Sudah banyak penulis yang menulis tentang “drama” itu, dan saya tidak ingin mengulangnya. Saya hanya ingin sedikit mengangkat sisi spiritual Pak Anies. Begini, setelah mendapat video “pencekalan”, ada yang mengirim postingan, di suasana keramaian pertandingan sepakbola itu, Anies tetap menjalankan misi spiritual pribadinya, yaitu melakukan shalat maghrib berjamaah dengan anak-anaknya.
Entah siapa yang mengambil foto itu. Cukup bagus bangunan suasananya. Dengan sajadah seadanya, dan di ruang kosong itu Anies menjalankan ibadahnya dengan tetap khusyuk. Yang mengenal Pak Anies menyebutnya sebagai pribadi dengan tingkat kesalehan ibadah yang baik. Pada suasana kesibukan apa pun, dia tetap tidak menomorduakan kewajiban menghadap Tuhannya. Mengambil Rumi, [semacam] pribadi yang sudah menyatu dengan Tuhannya.
Bisa jadi kemenangan telak Persija itu berkat “Bapaknya” yang tetap istiqamah mendoakan kemenangan anak-anaknya. Tidak cuma memberikan suntikan semangat dengan kata-kata heroik, tapi juga dengan pendekatan spiritual.

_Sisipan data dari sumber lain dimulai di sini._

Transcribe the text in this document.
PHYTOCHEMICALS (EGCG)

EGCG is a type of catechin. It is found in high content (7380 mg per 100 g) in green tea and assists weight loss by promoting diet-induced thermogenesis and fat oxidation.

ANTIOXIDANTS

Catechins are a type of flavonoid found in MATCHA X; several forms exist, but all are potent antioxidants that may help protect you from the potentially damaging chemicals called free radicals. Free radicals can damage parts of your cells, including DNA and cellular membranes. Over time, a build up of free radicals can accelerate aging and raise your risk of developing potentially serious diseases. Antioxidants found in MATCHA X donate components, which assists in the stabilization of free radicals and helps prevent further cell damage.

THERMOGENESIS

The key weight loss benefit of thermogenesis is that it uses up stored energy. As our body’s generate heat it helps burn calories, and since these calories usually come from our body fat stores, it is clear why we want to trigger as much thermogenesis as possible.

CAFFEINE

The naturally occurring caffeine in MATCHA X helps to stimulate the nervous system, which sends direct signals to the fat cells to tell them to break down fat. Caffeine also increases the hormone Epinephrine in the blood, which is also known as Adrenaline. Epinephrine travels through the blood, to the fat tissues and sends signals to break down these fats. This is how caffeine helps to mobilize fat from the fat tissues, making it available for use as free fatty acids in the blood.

Semoga semua kejadian yang ada itu memberi pelajaran berharga, bahwa tidak boleh ada yang menghalang-halangi hak seseorang untuk maksud-maksud yang tidak terpuji. Zaman sudah berubah, setiap tindakan baik maupun buruk bisa diakses dengan begitu mudah dan cepatnya. Dan jika perlakuan tidak baik yang dimunculkan, maka output-nya pun akan buruk di hadapan publik. Sulit untuk “diralat”, meski ada pihak yang harus dikambinghitamkan.